Ghost Culture – Ghost Culture

Ghost Culture – Ghost Culture

There is a noticeable theme here. If any phrase could be used to sum up the sound of this album, it would be its title, also the name of the artist, Ghost Culture. Presumably the artist imagines that all three are one entity, which would be an admirable endeavor.

From the mysterious black and white silhouetted album artwork, to the haunting whispering vocals, what is construed here is that silence and delicacy can be just as powerful when contrasted with loud volume and a chronic beat. The album itself is ethereal and misty and, as the artist’s online profile states, Ghost Culture ‘emerges from the shadows’.

Most active music listeners will have entered 2015 wondering what would become of the British music industry this year. We have mass media presenting to us what the majority love, leaving people searching for independent, underground music styles mostly disappointed with the same material circulating.

This is where Ghost Culture steps in. It’s exciting, new and a little bit strange at first listen. On the surface it sounds like an experimentation with a synthesizer, but on a deeper level and with recurrent plays, it ultimately sounds like a strange mixture of 80’s synth pop, ambient house, with tones of gothic concepts, accompanied by out of place disjointed sounds, and a driving beat throughout – leaving it difficult to place. It is both current and futuristic, whilst subtly throwing a nod to the last few decades.
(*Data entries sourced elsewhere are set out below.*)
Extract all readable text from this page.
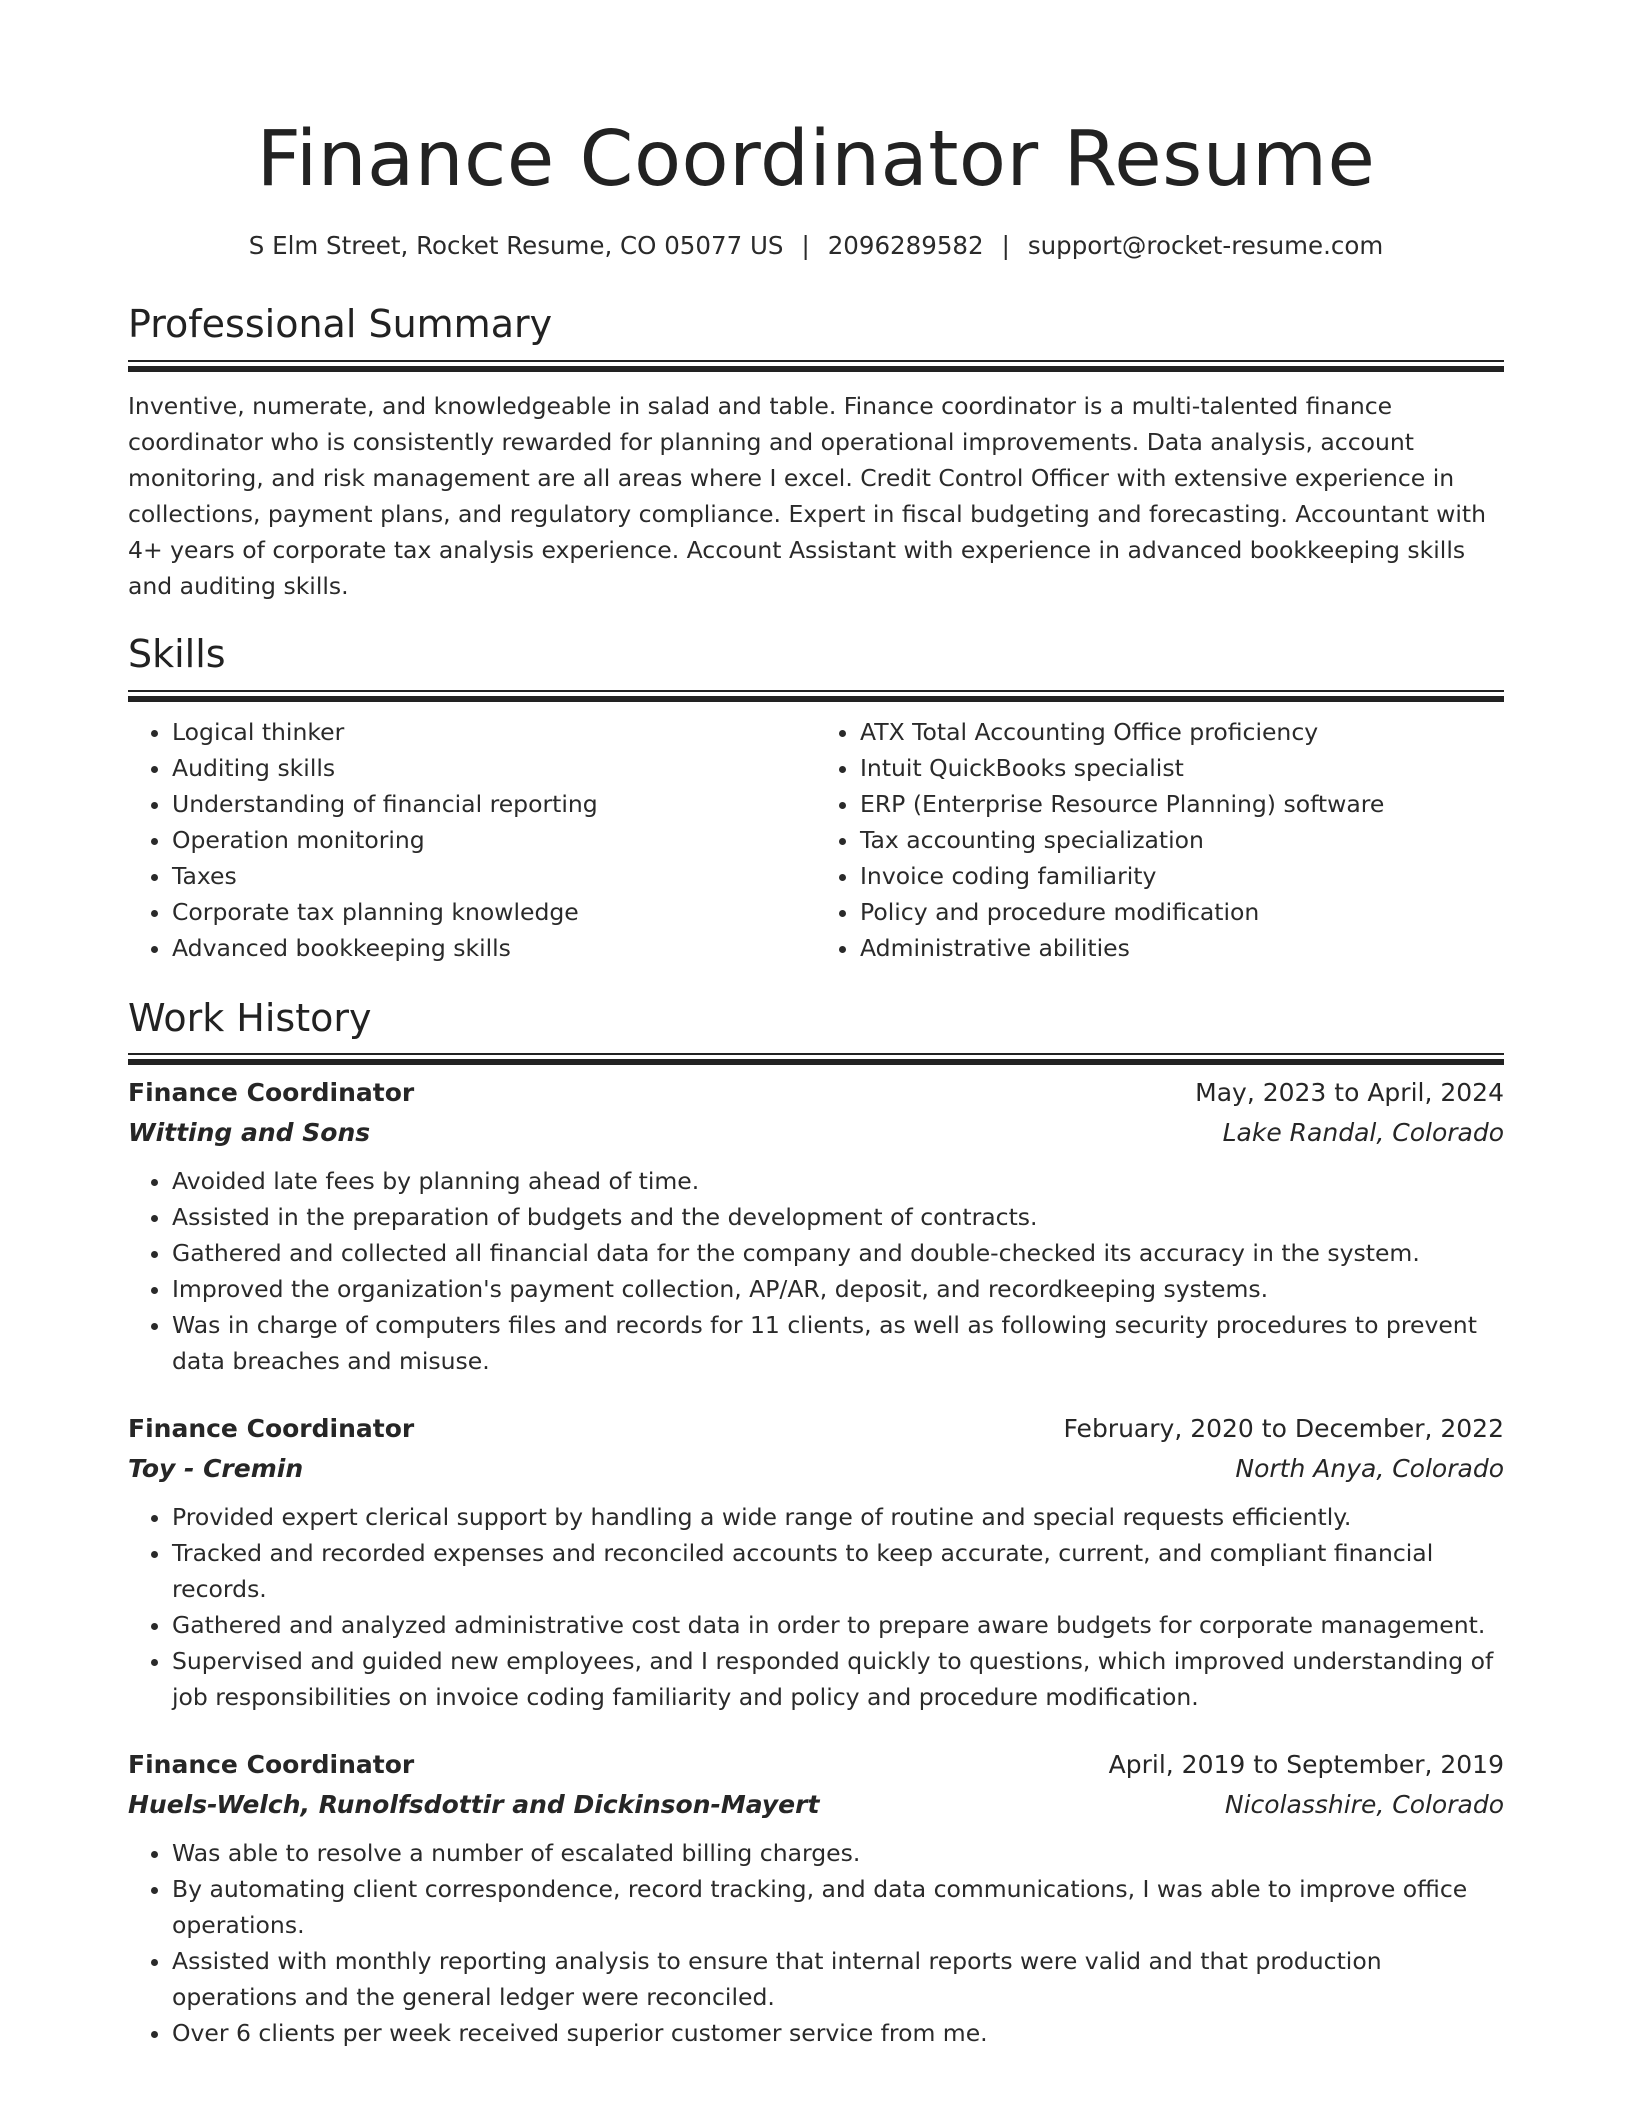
Finance Coordinator Resume
S Elm Street, Rocket Resume, CO 05077 US | 2096289582 | support@rocket-resume.com
Professional Summary

Inventive, numerate, and knowledgeable in salad and table. Finance coordinator is a multi-talented finance coordinator who is consistently rewarded for planning and operational improvements. Data analysis, account monitoring, and risk management are all areas where I excel. Credit Control Officer with extensive experience in collections, payment plans, and regulatory compliance. Expert in fiscal budgeting and forecasting. Accountant with 4+ years of corporate tax analysis experience. Account Assistant with experience in advanced bookkeeping skills and auditing skills.

Skills
• Logical thinker
• Auditing skills
• Understanding of financial reporting
• Operation monitoring
• Taxes
• Corporate tax planning knowledge
• Advanced bookkeeping skills
• ATX Total Accounting Office proficiency
• Intuit QuickBooks specialist
• ERP (Enterprise Resource Planning) software
• Tax accounting specialization
• Invoice coding familiarity
• Policy and procedure modification
• Administrative abilities
Work History
Finance Coordinator	May, 2023 to April, 2024
Witting and Sons	Lake Randal, Colorado
• Avoided late fees by planning ahead of time.
• Assisted in the preparation of budgets and the development of contracts.
• Gathered and collected all financial data for the company and double-checked its accuracy in the system.
• Improved the organization's payment collection, AP/AR, deposit, and recordkeeping systems.
• Was in charge of computers files and records for 11 clients, as well as following security procedures to prevent data breaches and misuse.
Finance Coordinator	February, 2020 to December, 2022
Toy - Cremin	North Anya, Colorado
• Provided expert clerical support by handling a wide range of routine and special requests efficiently.
• Tracked and recorded expenses and reconciled accounts to keep accurate, current, and compliant financial records.
• Gathered and analyzed administrative cost data in order to prepare aware budgets for corporate management.
• Supervised and guided new employees, and I responded quickly to questions, which improved understanding of job responsibilities on invoice coding familiarity and policy and procedure modification.
Finance Coordinator	April, 2019 to September, 2019
Huels-Welch, Runolfsdottir and Dickinson-Mayert	Nicolasshire, Colorado
• Was able to resolve a number of escalated billing charges.
• By automating client correspondence, record tracking, and data communications, I was able to improve office operations.
• Assisted with monthly reporting analysis to ensure that internal reports were valid and that production operations and the general ledger were reconciled.
• Over 6 clients per week received superior customer service from me.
The track listing is postmodern, with single word names such as ‘Arms’ and ‘Lying’. A song that is prototypical to the album as a whole is debut single ‘Mouth’,  a mix of ambient house and haunting vocals. Other highlights include ‘How’ has a great juxtaposition of an upbeat melody, but Ghost Culture delivers the song in the style of a lullaby, and ‘Glaciers’, is reminiscent of a black and white film from the early 20th century, which develops into a waltz as the song progresses.

The album sounds like a very personal collection of songs and refuses to conform to anything – you will not find yourself singing along or maybe not relating to it, but by no means does it make it a bad album – instead, if this is an indication of what is to come this year, 2015 looks very promising.